C. Joseph-Félix Le Blanc de La Combe
défenseur de la lithographie.
La rédaction de la biographie de Charlet est une bonne
occasion pour le colonel de La Combe de participer au débat sur la
lithographie. Né presque concomitamment au développement de la
technique en France par les artistes et imprimeurs autour de 1815-1817, le
débat repose principalement sur la destination matérielle et la
valeur esthétique, voire morale, de ce nouveau médium artistique.
Il convient dès lors de rappeler succinctement l'origine de ce
débat sur la lithographie pour mieux saisir par la suite, la
participation publique du colonel de La Combe.
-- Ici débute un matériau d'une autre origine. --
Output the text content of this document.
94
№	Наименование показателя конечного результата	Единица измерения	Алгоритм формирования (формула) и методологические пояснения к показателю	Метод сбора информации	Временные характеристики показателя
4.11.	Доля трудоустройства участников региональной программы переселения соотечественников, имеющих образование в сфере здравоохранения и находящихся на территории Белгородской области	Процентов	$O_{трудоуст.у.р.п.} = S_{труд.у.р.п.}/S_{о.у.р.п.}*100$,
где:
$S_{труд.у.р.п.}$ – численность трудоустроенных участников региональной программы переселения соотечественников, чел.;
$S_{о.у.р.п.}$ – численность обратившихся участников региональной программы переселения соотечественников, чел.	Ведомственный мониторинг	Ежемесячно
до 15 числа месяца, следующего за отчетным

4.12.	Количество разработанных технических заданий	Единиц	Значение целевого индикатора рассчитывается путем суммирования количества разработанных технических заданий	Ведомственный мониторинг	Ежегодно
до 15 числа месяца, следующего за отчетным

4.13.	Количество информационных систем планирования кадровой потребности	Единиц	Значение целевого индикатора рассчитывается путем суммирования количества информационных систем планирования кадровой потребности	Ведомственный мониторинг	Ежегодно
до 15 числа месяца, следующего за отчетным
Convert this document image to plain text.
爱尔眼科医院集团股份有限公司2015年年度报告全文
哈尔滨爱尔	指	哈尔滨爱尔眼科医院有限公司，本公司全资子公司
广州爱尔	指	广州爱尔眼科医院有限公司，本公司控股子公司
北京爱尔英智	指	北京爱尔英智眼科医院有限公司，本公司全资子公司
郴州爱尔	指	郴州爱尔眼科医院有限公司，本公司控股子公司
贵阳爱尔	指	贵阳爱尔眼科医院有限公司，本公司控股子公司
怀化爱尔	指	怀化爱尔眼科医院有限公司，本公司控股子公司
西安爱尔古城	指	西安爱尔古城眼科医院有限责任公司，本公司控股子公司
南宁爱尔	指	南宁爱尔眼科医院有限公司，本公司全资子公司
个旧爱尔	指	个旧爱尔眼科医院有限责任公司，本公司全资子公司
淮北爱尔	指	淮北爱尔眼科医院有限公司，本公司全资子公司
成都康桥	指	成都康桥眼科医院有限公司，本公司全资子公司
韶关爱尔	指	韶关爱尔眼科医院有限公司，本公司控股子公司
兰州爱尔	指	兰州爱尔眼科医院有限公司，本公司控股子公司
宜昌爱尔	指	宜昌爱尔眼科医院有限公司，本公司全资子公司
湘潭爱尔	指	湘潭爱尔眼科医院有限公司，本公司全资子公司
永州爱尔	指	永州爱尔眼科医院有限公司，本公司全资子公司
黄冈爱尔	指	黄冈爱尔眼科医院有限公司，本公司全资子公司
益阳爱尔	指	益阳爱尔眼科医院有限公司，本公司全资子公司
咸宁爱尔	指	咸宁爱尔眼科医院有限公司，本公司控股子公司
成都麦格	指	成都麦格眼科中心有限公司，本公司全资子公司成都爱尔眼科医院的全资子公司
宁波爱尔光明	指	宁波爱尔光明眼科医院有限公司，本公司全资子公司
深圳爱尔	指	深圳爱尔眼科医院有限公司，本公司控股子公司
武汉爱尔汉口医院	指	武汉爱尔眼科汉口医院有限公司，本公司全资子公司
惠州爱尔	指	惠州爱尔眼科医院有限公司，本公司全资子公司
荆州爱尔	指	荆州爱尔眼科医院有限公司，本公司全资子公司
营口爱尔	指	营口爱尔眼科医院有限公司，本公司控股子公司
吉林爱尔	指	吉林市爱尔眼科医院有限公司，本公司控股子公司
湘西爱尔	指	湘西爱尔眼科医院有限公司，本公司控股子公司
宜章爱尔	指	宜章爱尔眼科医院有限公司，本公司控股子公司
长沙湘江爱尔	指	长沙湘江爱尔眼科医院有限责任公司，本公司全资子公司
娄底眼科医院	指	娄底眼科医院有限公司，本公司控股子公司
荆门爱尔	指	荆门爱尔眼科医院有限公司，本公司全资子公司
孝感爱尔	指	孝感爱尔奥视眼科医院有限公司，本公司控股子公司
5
Si la lithographie connaît un développement
rapide en France, grâce au bon accueil des artistes de la jeune
génération ; Charlet et Vernet en tête, elle est
parallèlement dans la presse un objet de discussion. Comme pour toutes
nouveautés des interrogations subviennent et des doutes se posent, quant
à l'utilité et la destination de cette nouvelle technique
d'estampe. Les rédacteurs se demandent si la lithographie doit
véritablement être considérée comme un nouveau
support de création pour les artistes, ou plutôt,
s'appréhender comme une nouvelle technique de reproduction et
publication économique. Cette question est induite par le double visage
de la lithographie autour de 1820. D'un côté, les artistes de la
jeune école romantique commencent à réaliser leurs
premiers dessins lithographiés, de l'autre « une foule
d'écoliers, séduits par l'idée de voir leurs oeuvres
imprimées et étalées dans les rues, se [mettent] à
griffonner sur la pierre tout ce qui leur pass[e] par la tête »
227. Ces derniers incitent finalement les commentateurs à
discréditer la lithographie, puisque recherchant davantage le profit
commercial que la maîtrise de la technique. Néanmoins, les
observateurs ne reconnaissent pas davantage le travail des artistes, qui au
contraire envisagent la lithographie comme un support artistique favorable et
qui participent à son développement. Effectivement, les
thèmes populaires abordés par les dessinateurs tels Charlet,
Vernet et Géricault ; les scènes de vie quotidienne et
l'évocation d'un souvenir agréable de l'Empire déchu,
amènent les critiques à
226 CHAMPFLEURY, Jules, op. cit., p. 11.
227 Anonyme, « Beaux-Arts », Le Journal des
Débats, 6 février 1823, p. 1.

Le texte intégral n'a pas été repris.